Star Wars
- Designers: Rob Jenkins; Michael Stern;
- Publishers: West End Games
- Publication: 1989; 37 years ago
- Genres: Space opera
- Systems: D6 System
- ISBN: 978-0874311051

= Starfall (Star Wars: The Roleplaying Game) =

Tabletop fantasy role-playing game supplement

Starfall is a role-playing adventure published by West End Games in 1989 for Star Wars: The Roleplaying Game, which itself is based on Star Wars.

==Plot summary==
In Starfall, the players take on the roles of Rebels who are being held prisoner aboard a Star Destroyer. They are given a chance to escape when an attack damages the ship, but must also take with them and safeguard an important Rebel, Walex Bissel.

==Publication history==
Starfall was written by Rob Jenkins and Michael Stern, and was published by West End Games in 1989 as an 40-page booklet that also included a large color map of the Star Destroyer, and two cardboard counter sheets. It was later reprinted with Strike Force: Shantipole and The Game Chambers of Questal in Classic Adventures Vol 5 for the 2nd Revised and Expanded edition in 1998.

==Reception==
Stewart Wieck reviewed Starfall in White Wolf #15 (April/May 1989), rating it a 3 out of 5 and stated that "I was very skeptical of this adventure when I first read the premise [...] but the adventure turned out to be well balanced and fit some role-playing encounters in between the action."

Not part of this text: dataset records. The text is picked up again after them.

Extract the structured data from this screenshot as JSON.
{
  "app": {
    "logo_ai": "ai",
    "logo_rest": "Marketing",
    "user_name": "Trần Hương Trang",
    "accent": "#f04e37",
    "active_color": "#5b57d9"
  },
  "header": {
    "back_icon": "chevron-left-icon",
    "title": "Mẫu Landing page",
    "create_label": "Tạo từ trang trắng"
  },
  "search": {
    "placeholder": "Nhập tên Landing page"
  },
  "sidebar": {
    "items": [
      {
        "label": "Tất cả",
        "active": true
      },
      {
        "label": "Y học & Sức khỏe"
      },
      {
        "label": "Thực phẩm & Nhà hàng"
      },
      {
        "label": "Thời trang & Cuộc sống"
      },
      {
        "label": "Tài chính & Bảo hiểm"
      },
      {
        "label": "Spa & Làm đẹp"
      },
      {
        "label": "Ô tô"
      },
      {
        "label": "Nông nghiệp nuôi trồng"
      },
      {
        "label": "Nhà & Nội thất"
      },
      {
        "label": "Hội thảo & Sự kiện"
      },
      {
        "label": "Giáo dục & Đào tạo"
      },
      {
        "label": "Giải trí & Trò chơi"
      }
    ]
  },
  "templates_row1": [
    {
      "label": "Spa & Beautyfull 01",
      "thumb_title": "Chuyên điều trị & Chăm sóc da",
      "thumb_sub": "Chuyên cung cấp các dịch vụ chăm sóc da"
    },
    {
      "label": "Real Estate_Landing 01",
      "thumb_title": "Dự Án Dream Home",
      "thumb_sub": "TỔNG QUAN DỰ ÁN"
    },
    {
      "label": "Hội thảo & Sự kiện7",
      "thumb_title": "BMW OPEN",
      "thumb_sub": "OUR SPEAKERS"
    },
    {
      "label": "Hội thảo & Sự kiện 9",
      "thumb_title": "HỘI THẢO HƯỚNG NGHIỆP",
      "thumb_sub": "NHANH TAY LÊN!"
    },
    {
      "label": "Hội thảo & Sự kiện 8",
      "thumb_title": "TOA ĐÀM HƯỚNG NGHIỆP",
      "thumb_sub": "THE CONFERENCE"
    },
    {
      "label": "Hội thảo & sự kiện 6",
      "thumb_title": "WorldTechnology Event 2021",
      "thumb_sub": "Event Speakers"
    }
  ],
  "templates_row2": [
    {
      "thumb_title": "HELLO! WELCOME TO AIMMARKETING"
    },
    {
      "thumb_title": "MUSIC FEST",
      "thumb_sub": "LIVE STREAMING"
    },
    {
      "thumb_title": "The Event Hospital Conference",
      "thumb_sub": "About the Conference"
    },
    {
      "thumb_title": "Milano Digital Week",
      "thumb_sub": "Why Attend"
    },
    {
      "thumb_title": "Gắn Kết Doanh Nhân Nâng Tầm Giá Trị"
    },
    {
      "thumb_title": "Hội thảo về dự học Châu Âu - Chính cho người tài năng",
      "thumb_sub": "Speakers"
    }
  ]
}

In the March 1990 edition of Dragon (Issue #155), Jim Bambra complimented "the copious background information provided in the text [that] makes it easy for the GM to run this adventure even when the Rebels head off in totally unexpected directions." Bambra also noted that "Much of this information is reusable, further adding to the usefulness of this adventure." He concluded with a strong recommendation, commenting, "It does an excellent job of turning scenes from the movies into a good slice of adventure gaming."